The Church teaches us that when we come to Mass we are fed spiritually from two tables. One table is the altar of Sacrifice which gives us Jesus’ complete gift of self in Holy Communion. The second table is that of God’s Word. We are told by Jesus today in the Gospel Acclamation: “If you make my word your home you will indeed be my disciple. You will come to know the truth and the truth shall set you free.”

The blessings that present themselves to us at this second table can be lost if we want a ‘quickie’ Mass (something that is not unheard of here in Ireland!) In the following account of St Antony’s life, it was Jesus words to the Rich Young Man coming alive within him that changed his life.
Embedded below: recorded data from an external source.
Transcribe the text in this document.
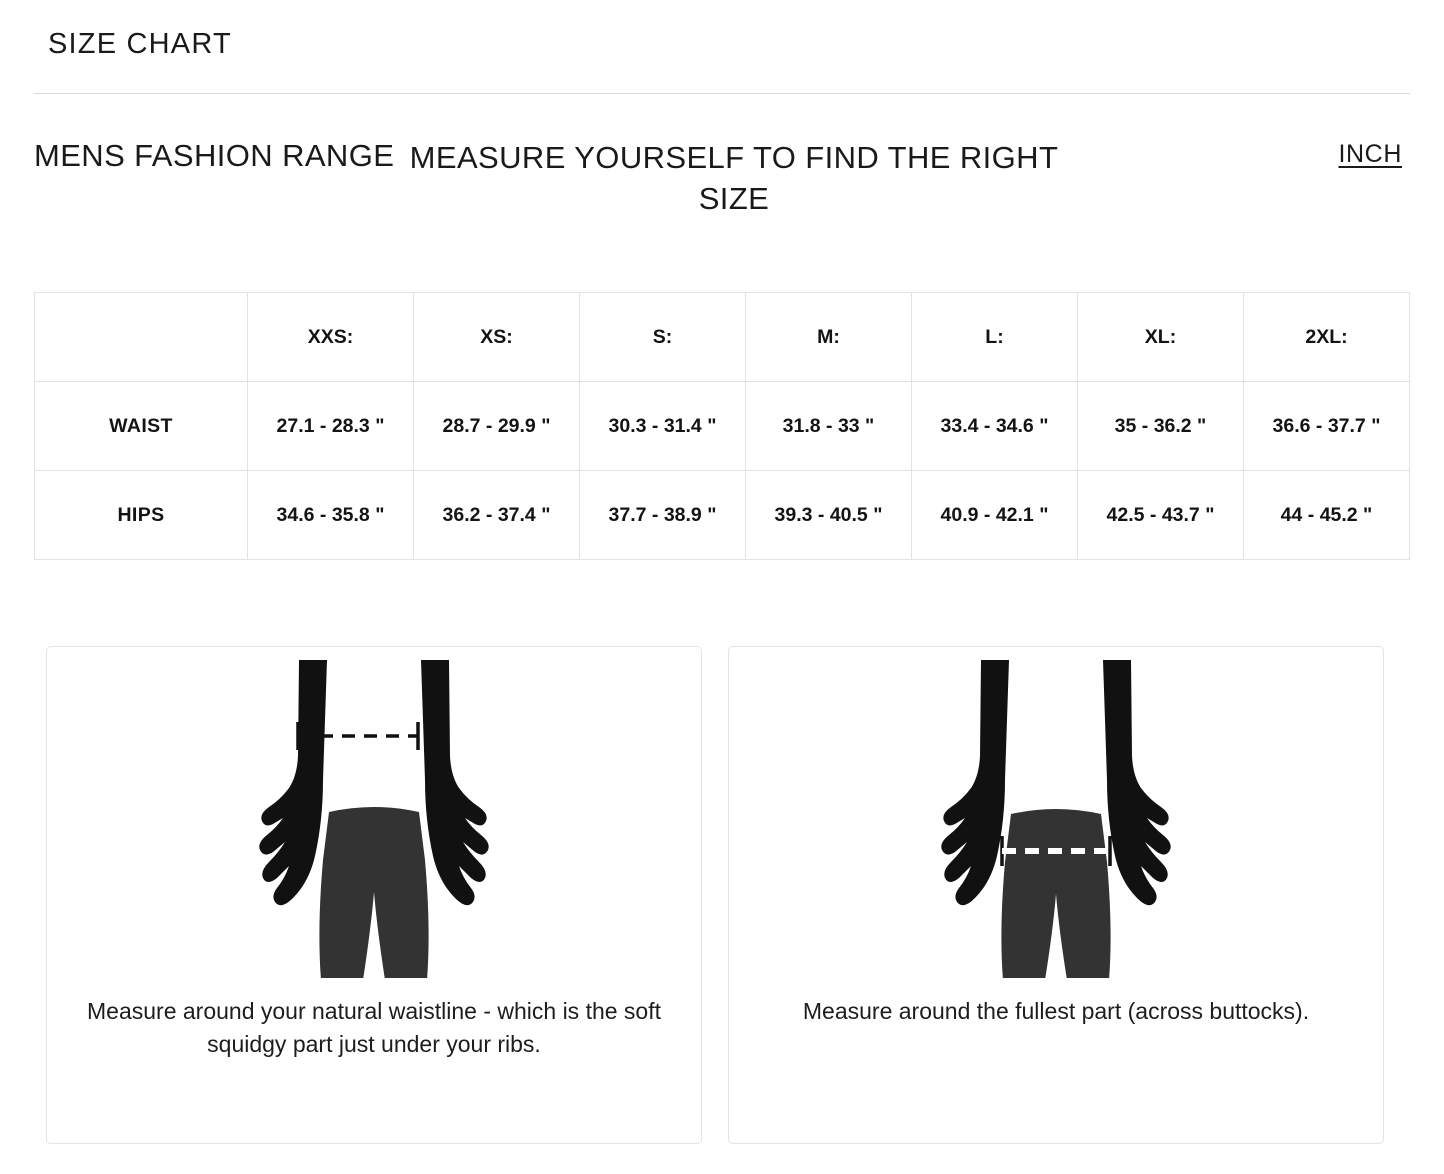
SIZE CHART
MENS FASHION RANGE MEASURE YOURSELF TO FIND THE RIGHT SIZE
INCH
	XXS:	XS:	S:	M:	L:	XL:	2XL:
WAIST	27.1 - 28.3 "	28.7 - 29.9 "	30.3 - 31.4 "	31.8 - 33 "	33.4 - 34.6 "	35 - 36.2 "	36.6 - 37.7 "
HIPS	34.6 - 35.8 "	36.2 - 37.4 "	37.7 - 38.9 "	39.3 - 40.5 "	40.9 - 42.1 "	42.5 - 43.7 "	44 - 45.2 "
Measure around your natural waistline - which is the soft squidgy part just under your ribs.
Measure around the fullest part (across buttocks).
As we read in Hebrews, “The Word of God is alive and active, it cuts more finely that a double edged sword” – when we receive it with faith.
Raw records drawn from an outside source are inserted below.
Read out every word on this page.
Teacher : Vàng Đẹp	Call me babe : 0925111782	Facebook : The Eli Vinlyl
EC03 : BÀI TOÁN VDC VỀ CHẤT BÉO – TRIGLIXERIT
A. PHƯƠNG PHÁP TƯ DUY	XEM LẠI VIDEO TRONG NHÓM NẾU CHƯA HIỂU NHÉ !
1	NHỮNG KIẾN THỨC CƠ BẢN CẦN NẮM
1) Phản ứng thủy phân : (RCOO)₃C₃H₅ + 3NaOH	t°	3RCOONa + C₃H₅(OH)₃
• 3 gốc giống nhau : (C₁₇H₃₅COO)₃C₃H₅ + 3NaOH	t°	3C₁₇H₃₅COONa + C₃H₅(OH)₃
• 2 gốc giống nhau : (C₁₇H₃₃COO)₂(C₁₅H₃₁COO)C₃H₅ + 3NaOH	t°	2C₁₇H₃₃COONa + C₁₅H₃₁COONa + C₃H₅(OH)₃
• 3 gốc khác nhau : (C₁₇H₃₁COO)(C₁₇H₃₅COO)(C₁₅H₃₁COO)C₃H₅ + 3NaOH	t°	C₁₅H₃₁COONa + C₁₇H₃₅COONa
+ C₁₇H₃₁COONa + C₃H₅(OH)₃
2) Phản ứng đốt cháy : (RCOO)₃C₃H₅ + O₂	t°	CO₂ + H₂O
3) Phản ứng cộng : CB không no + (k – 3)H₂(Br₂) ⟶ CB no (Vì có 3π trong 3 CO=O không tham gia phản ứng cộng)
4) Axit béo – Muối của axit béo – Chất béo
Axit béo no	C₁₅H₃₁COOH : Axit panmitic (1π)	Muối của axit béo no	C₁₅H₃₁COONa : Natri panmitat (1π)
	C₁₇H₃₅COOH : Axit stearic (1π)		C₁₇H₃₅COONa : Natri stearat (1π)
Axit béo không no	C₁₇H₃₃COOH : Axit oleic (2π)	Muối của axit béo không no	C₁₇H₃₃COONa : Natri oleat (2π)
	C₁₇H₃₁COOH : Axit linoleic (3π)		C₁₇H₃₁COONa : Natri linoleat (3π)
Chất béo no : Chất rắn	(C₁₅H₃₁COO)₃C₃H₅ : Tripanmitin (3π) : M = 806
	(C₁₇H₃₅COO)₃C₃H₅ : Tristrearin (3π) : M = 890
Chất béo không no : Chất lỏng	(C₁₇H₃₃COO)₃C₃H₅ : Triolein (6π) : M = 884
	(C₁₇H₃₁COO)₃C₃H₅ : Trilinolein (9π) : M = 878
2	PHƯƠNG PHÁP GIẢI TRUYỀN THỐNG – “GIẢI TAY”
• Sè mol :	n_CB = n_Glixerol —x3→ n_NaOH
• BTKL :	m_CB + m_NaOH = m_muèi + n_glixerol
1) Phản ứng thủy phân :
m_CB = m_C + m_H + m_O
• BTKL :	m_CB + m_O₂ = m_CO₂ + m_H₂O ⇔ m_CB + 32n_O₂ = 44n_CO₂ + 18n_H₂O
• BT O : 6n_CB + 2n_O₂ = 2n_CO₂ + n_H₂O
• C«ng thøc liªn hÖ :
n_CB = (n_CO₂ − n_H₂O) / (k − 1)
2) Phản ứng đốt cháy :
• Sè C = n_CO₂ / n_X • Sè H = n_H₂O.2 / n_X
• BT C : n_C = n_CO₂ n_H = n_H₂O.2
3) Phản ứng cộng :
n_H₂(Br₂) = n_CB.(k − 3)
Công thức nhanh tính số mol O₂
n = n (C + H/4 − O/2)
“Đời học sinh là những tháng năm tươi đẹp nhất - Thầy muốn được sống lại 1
St Antony (*251 +356) is the originator of the monastic life. (He is not to be confused with St Anthony of Padua who helps us find lost articles.) He was born in Egypt: when his parents died, he listened to the words of the Gospel [whilst at Mass one morning – see above] and gave all his belongings to the poor. He went out into the wilderness to begin a life of penitence, living in absolute poverty, praying, meditating, and supporting himself by manual work. He suffered many temptations, both physical and spiritual, but he overcame them. Disciples gathered round him, attracted by his wisdom, moderation, and holiness. He gave support to the victims of the persecutions of Diocletian, and helping St Athanasius in his fight against the Arians [a sect that denied the divinity of Christ].

The Gospels are full of wise sayings of Jesus that seem to be ignored, and one of the most poignant of these was in his meeting with that young man who asked over and over again, insistently, “What must I do to have eternal life?.” When, in the end, Jesus told him that if he wanted to be perfect he would have to sell all that he had and give the money to the poor, the young man went away, sorrowing; because he was very rich. What could be more of a waste than that? You tell someone what he has to do, and he is afraid to do it. And yet… 250 years later, St Antony hears the story, and [with an open and generous heart] does give away all that he has, and becomes the founder of monasticism. And then again, over 1,000 years later, St Francis of Assisi hears the story, and gives away his possessions (and some of his father’s!!!) and revolutionises Christianity again.

Not all the words that we speak are forgotten, even though we cannot see their effects ourselves. Let us pray that those unknown effects may always be good ones.